Given the dire circumstances, Ron Sandler's plan to dismantle Northern Rock is the best taxpayers can expect.
He plans to shrink the operation drastically, halving the asset base in three years, repaying the Bank of England loans, and cutting staff by one-third. It's certainly the right direction, but before popping any champagne corks taxpayers should remember the following.
First, selling mortgage books in current market conditions will not be easy. Sandler should make sure he holds out for full value.
Second, the easiest assets to sell will the best. Which also applies to the NR mortgagees who will be persuaded to remortgage elsewhere.
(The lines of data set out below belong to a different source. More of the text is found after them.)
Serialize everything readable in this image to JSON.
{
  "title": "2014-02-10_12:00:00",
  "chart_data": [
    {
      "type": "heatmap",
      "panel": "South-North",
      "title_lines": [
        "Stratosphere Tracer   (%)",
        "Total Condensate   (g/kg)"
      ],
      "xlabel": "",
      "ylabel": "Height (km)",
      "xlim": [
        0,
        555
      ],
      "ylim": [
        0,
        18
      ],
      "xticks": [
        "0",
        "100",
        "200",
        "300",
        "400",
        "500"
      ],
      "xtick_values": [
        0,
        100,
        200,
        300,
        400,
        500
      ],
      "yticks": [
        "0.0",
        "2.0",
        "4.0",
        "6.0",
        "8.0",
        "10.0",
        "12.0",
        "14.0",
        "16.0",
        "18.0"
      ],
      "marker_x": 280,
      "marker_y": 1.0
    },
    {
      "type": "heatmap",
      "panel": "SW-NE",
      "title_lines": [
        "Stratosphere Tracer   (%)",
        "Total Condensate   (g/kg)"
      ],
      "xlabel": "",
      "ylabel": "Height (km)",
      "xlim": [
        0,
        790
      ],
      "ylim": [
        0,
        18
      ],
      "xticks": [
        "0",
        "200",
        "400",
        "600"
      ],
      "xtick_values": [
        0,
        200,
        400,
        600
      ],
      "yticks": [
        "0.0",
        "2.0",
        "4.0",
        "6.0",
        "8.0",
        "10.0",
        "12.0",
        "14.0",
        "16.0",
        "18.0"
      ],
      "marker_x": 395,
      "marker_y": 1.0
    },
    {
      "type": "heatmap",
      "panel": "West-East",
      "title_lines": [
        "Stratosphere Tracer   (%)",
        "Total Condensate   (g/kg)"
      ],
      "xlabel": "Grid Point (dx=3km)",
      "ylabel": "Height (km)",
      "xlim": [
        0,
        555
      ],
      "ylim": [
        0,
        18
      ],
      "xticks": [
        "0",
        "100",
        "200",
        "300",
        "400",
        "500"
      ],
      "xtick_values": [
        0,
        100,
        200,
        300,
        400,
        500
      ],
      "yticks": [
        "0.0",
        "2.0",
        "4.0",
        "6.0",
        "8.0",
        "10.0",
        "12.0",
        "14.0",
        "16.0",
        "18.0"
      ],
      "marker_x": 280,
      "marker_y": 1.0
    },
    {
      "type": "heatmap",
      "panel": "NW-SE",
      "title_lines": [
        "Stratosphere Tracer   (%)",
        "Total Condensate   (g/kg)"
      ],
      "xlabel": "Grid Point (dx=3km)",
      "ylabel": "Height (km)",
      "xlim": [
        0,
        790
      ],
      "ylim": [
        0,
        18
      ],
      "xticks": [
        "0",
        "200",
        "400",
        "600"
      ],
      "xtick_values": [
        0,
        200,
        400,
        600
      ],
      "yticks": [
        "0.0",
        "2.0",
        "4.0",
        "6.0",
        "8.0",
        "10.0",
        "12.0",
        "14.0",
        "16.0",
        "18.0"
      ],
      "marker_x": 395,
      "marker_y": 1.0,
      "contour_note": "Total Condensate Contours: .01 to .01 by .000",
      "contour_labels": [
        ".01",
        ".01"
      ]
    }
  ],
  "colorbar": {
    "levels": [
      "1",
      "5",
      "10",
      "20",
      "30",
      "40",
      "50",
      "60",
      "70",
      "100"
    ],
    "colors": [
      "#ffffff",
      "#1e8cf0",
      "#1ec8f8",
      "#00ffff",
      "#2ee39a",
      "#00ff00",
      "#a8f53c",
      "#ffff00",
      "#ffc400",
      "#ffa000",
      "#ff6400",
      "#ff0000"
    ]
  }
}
In three years time, taxpayers could find themselves left with the problematic rump.
Third, it's not at all clear how he proposes to unravel the offshore Granite funding vehicle (see previous blogs eg here).
Fourth, the NR statement talks of rebuilding its retail deposit base so it can reduce its reliance on fickle wholesale funding. Right now, with the Rock's market leading rates, that's probably going quite well. But that's because the HMG guarantee remains in place, which, as we've blogged many times, makes NR savings products highly attractive.
What happens when the government guarantee goes? Yes, most of the deposits are likely go too. Or to put it another way, taxpayers will have to go on guaranteeing NR's deposits into the forseeable future.
We are a very long way from being home and dry.
PS We've reminded ourselves of some details from the US S&L crisis. There are some spooky similarities, including how, during the Go-Go 80s, the S&Ls diversified their funding sources from boring old retail savings accounts to wholesale funding via an array of intermediating sharks. Small town S&L managements were way out of their depth. Oh, and the subsequent bail out cost $160.1 billion, of which $124.6 billion was directly paid for the U.S. taxpayer.